Gelet op het vorenstaande dient verdachte, als de in het ongelijk gestelde partij, te worden veroordeeld in de kosten van het geding door de benadeelde partij gemaakt, tot aan deze uitspraak begroot op € 891,31 (bijlage 7) en in de kosten ten behoeve van de tenuitvoerlegging nog te maken.
Het hof acht het in het belang van de benadeelde partij aan verdachte de verplichting op te leggen tot betaling aan de Staat van dat bedrag ten behoeve van de benadeelde partij, in voege als na te melden.

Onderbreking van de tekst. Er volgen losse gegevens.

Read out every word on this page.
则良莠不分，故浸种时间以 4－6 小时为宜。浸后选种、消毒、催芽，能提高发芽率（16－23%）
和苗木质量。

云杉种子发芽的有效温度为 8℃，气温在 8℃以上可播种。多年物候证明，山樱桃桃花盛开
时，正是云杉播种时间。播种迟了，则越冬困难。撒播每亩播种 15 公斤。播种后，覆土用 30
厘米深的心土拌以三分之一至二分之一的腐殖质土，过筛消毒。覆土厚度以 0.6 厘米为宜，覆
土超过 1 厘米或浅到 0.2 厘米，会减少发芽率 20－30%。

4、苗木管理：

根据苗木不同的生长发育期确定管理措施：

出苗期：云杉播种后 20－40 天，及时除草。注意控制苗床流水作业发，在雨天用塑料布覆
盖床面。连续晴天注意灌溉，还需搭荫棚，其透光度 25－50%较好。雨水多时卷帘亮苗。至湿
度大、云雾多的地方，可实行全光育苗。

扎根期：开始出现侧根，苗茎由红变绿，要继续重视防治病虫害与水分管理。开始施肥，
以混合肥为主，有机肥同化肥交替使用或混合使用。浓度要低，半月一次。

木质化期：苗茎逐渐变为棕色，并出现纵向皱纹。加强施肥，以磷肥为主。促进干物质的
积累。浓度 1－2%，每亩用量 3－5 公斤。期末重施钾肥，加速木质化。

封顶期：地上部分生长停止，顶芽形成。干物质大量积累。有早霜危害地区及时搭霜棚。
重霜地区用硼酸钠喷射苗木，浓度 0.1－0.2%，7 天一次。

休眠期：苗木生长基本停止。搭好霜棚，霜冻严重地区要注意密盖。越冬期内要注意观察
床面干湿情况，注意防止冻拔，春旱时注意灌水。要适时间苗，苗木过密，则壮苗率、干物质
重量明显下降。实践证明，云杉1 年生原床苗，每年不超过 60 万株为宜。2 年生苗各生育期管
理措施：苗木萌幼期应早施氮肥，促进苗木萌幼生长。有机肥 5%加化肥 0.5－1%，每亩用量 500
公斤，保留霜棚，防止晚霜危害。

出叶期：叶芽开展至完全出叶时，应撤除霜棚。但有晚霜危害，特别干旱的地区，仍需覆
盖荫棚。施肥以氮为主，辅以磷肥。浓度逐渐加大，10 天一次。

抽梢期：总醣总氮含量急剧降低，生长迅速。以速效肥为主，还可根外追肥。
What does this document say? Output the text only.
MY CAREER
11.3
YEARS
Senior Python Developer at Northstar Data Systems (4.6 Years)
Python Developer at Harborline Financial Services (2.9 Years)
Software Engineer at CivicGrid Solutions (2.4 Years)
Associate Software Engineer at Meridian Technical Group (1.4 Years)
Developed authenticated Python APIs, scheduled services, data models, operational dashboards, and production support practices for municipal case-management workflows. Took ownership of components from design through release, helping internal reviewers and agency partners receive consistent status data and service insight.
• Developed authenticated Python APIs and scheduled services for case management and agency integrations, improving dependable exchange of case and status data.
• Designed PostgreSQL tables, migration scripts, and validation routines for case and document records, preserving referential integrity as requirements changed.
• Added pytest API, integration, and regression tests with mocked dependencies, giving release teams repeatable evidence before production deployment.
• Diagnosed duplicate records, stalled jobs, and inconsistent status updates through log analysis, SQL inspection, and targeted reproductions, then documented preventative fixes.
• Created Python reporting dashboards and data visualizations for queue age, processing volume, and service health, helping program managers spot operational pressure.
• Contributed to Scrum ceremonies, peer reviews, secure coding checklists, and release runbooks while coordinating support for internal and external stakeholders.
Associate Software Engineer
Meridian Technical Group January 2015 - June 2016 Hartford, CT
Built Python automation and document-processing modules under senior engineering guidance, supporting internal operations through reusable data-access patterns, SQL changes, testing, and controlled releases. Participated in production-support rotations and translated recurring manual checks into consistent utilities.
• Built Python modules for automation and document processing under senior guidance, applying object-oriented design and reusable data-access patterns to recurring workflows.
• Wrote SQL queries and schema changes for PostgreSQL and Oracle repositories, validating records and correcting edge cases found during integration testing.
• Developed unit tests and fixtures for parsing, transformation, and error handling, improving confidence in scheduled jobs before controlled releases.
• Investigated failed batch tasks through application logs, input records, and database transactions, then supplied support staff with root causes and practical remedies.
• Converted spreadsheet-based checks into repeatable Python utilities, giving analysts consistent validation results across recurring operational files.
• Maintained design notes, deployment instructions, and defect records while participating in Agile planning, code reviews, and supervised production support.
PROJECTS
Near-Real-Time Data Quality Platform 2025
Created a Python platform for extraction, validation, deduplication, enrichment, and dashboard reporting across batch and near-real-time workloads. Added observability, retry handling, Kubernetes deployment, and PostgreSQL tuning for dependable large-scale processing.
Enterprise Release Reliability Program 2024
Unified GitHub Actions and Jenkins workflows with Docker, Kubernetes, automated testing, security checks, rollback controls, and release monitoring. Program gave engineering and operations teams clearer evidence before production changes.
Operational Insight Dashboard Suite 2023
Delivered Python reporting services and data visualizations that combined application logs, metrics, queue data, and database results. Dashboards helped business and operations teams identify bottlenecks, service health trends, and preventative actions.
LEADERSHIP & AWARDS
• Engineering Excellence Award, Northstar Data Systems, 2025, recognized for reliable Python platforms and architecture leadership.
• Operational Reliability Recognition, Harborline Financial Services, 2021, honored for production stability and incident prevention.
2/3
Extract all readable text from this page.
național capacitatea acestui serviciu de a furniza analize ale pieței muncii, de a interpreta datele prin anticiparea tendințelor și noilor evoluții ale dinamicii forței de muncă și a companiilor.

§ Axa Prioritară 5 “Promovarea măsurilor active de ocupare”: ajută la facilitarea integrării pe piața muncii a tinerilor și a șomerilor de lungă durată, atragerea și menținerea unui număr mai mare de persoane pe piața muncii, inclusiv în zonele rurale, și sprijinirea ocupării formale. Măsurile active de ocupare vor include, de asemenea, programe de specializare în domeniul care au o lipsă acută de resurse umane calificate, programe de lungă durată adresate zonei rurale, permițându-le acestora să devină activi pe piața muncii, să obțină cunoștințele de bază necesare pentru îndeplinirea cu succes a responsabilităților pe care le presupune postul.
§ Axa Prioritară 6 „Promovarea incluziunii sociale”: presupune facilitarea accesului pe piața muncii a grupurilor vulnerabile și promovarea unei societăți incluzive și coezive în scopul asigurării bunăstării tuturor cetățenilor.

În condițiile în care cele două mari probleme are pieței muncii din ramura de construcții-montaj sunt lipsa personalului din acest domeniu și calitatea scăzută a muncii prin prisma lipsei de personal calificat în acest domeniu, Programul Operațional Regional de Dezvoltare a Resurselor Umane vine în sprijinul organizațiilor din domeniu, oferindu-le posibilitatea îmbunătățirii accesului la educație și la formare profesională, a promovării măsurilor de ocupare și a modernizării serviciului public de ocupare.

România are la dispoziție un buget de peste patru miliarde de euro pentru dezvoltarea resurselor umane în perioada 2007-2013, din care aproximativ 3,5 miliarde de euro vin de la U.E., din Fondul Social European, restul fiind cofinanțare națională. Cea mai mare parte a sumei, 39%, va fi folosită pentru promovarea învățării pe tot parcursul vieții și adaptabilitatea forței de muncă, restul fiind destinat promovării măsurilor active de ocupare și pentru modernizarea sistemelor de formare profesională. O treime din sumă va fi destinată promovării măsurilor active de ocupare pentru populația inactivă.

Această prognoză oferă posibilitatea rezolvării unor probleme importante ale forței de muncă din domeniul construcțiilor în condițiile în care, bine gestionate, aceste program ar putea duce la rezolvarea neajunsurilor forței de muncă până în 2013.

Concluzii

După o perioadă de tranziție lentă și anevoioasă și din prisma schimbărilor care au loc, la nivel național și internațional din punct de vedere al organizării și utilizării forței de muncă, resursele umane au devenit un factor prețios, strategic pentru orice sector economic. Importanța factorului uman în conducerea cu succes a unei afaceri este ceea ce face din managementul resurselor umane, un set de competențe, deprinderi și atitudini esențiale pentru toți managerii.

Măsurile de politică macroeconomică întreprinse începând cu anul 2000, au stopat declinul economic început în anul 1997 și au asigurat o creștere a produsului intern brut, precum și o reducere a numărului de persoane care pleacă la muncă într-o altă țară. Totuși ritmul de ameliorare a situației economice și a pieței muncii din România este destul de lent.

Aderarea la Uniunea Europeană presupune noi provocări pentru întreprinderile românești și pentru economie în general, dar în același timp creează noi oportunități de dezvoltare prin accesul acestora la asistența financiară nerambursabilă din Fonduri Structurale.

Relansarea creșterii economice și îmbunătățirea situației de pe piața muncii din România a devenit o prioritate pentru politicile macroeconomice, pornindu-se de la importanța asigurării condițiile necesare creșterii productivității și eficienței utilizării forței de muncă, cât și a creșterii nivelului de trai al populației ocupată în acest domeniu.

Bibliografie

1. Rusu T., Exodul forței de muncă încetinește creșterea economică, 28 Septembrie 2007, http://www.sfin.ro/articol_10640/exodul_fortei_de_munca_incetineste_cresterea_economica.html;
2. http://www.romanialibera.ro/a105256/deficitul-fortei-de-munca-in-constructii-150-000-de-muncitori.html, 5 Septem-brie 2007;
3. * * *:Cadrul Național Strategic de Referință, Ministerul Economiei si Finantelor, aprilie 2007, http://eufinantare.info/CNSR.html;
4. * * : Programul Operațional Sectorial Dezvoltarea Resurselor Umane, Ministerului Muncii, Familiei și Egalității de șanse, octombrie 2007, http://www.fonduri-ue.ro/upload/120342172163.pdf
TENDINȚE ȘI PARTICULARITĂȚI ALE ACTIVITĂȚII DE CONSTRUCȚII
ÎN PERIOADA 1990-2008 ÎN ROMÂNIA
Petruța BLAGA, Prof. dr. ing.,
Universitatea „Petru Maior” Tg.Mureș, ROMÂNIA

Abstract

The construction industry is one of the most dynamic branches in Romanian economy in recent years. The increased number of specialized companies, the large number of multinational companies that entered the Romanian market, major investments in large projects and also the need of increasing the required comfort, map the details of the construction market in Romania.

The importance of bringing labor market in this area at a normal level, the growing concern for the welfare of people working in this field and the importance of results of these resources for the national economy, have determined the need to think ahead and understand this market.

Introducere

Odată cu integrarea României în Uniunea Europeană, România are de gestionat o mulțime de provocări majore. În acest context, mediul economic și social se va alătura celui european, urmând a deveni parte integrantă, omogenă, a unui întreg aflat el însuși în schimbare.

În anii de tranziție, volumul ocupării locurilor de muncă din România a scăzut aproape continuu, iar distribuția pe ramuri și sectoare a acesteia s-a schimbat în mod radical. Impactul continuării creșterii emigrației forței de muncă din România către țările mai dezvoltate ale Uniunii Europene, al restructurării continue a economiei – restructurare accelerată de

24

Toepassing van wetsartikelen
Het hof heeft gelet op de artikelen 36f (oud), 45, 57 (oud) en 287 van het Wetboek van Strafrecht en de artikelen 13, 26 en 55 van de Wet wapens en munitie.
De uitspraak
HET HOF,
RECHT DOENDE OP HET HOGER BEROEP:
vernietigt het vonnis, waarvan beroep, en opnieuw recht doende:
verklaart het verdachte onder 1 primair ten laste gelegde niet bewezen en spreekt hem daarvan vrij;
verklaart het verdachte onder 1 subsidiair, 2, 3 en 4 ten laste gelegde bewezen, kwalificeert dit als hiervoor vermeld en verklaart deze feiten en verdachte strafbaar;
verklaart niet bewezen hetgeen aan verdachte als voormeld onder 1 subsidiair, 2, 3 en 4 meer of anders is ten laste gelegd dan hierboven als bewezen is aangenomen en spreekt verdachte daarvan vrij;
veroordeelt verdachte [verdachte] tot een gevangenisstraf voor de duur van vijf jaren;
beveelt dat de tijd door de veroordeelde vóór de tenuitvoerlegging van deze uitspraak in verzekering en in voorlopige hechtenis doorgebracht, bij de uitvoering van de opgelegde gevangenisstraf geheel in mindering wordt gebracht;
wijst toe de vordering van de benadeelde partij, [slachtoffer], wonende te [woonplaats], tot een bedrag van vijfduizend vierhonderdzesenzeventig euro en drie cent;
veroordeelt verdachte in de kosten van het geding door de benadeelde partij gemaakt
- tot op deze uitspraak begroot op achthonderdeenennegentig euro en eenendertig cent - en in de kosten ten behoeve van de tenuitvoerlegging nog te maken;
legt aan verdachte tevens de verplichting op tot betaling aan de Staat van vijfduizend vierhonderdzesenzeventig euro en drie cent ten behoeve van het slachtoffer, [slachtoffer] wonende te [woonplaats];
beveelt dat vervangende hechtenis voor de duur van tweeënzestig dagen zal worden toegepast, indien noch volledige betaling noch volledig verhaal van het verschuldigde bedrag volgt;
bepaalt dat indien veroordeelde heeft voldaan aan de verplichting tot betaling aan de Staat van bovenvermeld bedrag, de verplichting om te voldoen aan de vordering van de benadeelde partij komt te vervallen, alsmede dat, indien veroordeelde aan de vordering van de benadeelde partij heeft voldaan, de verplichting tot betaling aan de Staat komt te vervallen.
Dit arrest is aldus gewezen door mr. J. Hielkema, voorzitter, mr. O. Anjewierden en mr. J.F. Aalders, in tegenwoordigheid van mr. M. Koster als griffier, zijnde mr. Aalders voornoemd buiten staat dit arrest mede te ondertekenen.